Per Opinion 745, attorneys may not ethically:

  • Make misrepresentations to obtain information that would otherwise not be obtainable.
  • Proffer, support, or use factual statements that, upon review of the client’s social media postings, are materially false.
  • Fail to correct a false statement of material fact or offer or use evidence the lawyer knows to be false.  A lawyer could not, therefore, sit idly by and allow their client to testify that they had not changed their social media site, if the lawyer knows that that isn’t true.
  • Direct or facilitate the client’s publishing of false or misleading information that may be relevant to a claim.
  • Participate in the creation or preservation of evidence when the lawyer knows (or it is obvious) that the evidence is false.

The Opinion concludes:

Lawyers should comply with their ethical duties in dealing with clients’ social media posts.

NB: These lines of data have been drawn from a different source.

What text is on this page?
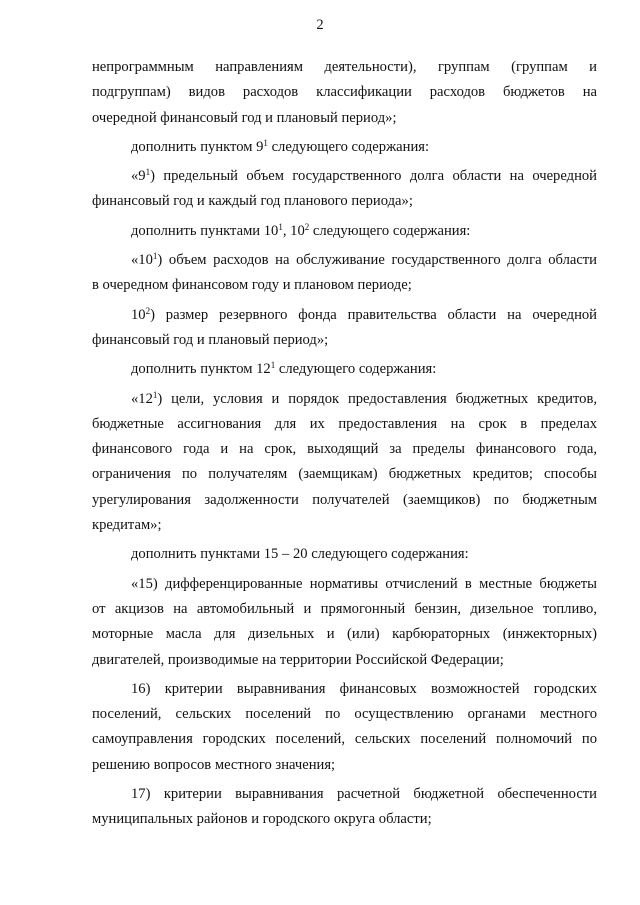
2
непрограммным направлениям деятельности), группам (группам и
подгруппам) видов расходов классификации расходов бюджетов на
очередной финансовый год и плановый период»;
дополнить пунктом $9^1$ следующего содержания:
«$9^1$) предельный объем государственного долга области на очередной
финансовый год и каждый год планового периода»;
дополнить пунктами $10^1$, $10^2$ следующего содержания:
«$10^1$) объем расходов на обслуживание государственного долга области
в очередном финансовом году и плановом периоде;
$10^2$) размер резервного фонда правительства области на очередной
финансовый год и плановый период»;
дополнить пунктом $12^1$ следующего содержания:
«$12^1$) цели, условия и порядок предоставления бюджетных кредитов,
бюджетные ассигнования для их предоставления на срок в пределах
финансового года и на срок, выходящий за пределы финансового года,
ограничения по получателям (заемщикам) бюджетных кредитов; способы
урегулирования задолженности получателей (заемщиков) по бюджетным
кредитам»;
дополнить пунктами 15 – 20 следующего содержания:
«15) дифференцированные нормативы отчислений в местные бюджеты
от акцизов на автомобильный и прямогонный бензин, дизельное топливо,
моторные масла для дизельных и (или) карбюраторных (инжекторных)
двигателей, производимые на территории Российской Федерации;
16) критерии выравнивания финансовых возможностей городских
поселений, сельских поселений по осуществлению органами местного
самоуправления городских поселений, сельских поселений полномочий по
решению вопросов местного значения;
17) критерии выравнивания расчетной бюджетной обеспеченности
муниципальных районов и городского округа области;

The ethical rules and concepts of fairness to opposing counsel and the court, under RPC 3.3 and 3.4, all apply. An attorney may advise clients to keep their social media privacy settings turned on or maximized and may advise clients as to what should or should not be posted on public and/or private pages, consistent with the principles stated above. Provided that there is no violation of the rules or substantive law pertaining to the preservation and/or spoliation of evidence, an attorney may offer advice as to what may be kept on “private” social media pages, and what may be “taken down” or removed.